Friday, June 11, 2010

A look at the Advanced Retail Sales Numbers

The U.S. Census puts out a report each month called the Advance Monthly Sales For Retail Trade and Food Services. Why should we as economists care about what this report says? I generally try to care about any report that the Fed deems important. So why does the Fed look at retail sales??? Retail Sales is used to compute Personal Consumption Expenditures, which is the most important component of calculating the nation's GDP. Changes in real GDP correlate well with changes in real retail sales.

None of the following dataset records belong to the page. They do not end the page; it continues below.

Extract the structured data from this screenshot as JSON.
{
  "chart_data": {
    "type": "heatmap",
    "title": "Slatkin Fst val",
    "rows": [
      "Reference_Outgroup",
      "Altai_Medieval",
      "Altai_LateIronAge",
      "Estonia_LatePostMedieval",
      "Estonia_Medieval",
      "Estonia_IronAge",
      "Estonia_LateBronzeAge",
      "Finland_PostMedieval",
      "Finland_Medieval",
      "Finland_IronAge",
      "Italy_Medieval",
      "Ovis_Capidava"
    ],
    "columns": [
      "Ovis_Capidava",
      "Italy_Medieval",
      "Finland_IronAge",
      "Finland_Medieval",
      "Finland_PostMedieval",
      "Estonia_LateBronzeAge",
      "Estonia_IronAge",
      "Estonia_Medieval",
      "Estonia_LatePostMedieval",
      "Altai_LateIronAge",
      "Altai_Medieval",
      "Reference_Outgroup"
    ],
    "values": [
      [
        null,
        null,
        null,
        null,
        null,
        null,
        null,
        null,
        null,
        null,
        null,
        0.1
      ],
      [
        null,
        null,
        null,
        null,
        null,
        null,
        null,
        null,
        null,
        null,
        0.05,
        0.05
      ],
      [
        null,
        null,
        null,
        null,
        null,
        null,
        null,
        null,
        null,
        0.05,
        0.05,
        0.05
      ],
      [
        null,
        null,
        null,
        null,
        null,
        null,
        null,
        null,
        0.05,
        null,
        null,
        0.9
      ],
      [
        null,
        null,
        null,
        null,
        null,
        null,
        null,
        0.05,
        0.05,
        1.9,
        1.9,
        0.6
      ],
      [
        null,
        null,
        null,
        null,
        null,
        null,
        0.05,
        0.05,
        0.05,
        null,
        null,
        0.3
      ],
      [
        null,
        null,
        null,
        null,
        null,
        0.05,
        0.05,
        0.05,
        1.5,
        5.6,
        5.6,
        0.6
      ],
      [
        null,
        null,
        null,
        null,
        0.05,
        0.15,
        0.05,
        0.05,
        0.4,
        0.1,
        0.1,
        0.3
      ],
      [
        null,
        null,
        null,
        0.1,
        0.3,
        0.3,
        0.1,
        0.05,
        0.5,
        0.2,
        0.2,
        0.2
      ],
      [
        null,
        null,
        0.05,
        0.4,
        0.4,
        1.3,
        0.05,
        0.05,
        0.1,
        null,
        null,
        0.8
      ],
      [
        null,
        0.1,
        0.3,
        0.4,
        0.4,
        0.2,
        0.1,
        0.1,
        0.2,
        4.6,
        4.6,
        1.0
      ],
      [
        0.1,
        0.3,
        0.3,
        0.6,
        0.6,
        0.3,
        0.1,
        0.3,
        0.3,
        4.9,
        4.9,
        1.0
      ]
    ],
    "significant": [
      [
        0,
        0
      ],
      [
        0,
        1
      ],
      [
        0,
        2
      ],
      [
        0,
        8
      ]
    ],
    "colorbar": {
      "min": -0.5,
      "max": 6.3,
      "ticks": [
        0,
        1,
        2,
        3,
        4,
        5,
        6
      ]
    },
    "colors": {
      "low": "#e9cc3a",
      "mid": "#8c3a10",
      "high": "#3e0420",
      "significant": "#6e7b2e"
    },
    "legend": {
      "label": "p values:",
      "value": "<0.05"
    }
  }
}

One thing to keep in mind is that retail sales is only measured in nominal terms, which means that no adjustment is made for inflation. This makes it difficult to tell whether a jump in the numbers came from consumers actually purchasing more or paying more to cover higher prices charged by retailers. Also the initial retail sales releases tend to be extremely volatile and thus misleading. This is partially because the advanced estimates are based on a relatively small sampling size. A three month moving average of the data provides a more accurate picture of whats occurring in the economy. For a look at the percentage changes go to table 2A which shows that retail sales dropped 1.4% in May but is still up 7.4% from last May. If you exclude motor vehicle sales and auto-related products (which tend to be extremely volatile) we see that the fall in the retail sales numbers is by a smaller 1.1% which (according to this number) is still up 6.1% from last May. So what exactly are U.S. consumers purchasing? Apparently gasoline which is up in usage 20.2% since last May (although this increase may represent an rise in gasoline prices). Furthermore, we see that the end of the April 30th homebuyer tax-credit brought about a drop in demand for building materials( -9.3% drop from last month). Overall the report is generally a disappointment among the economics community (check out WSJ's Economists React: 'Weaker Underlying Picture Revealed' for Consumer) as it suggests we have a struggling consumer. The Census Bureau should track polo hat sales: If demand for ridiculous items picks up then the "true American consumer" will be perched back up on their throne.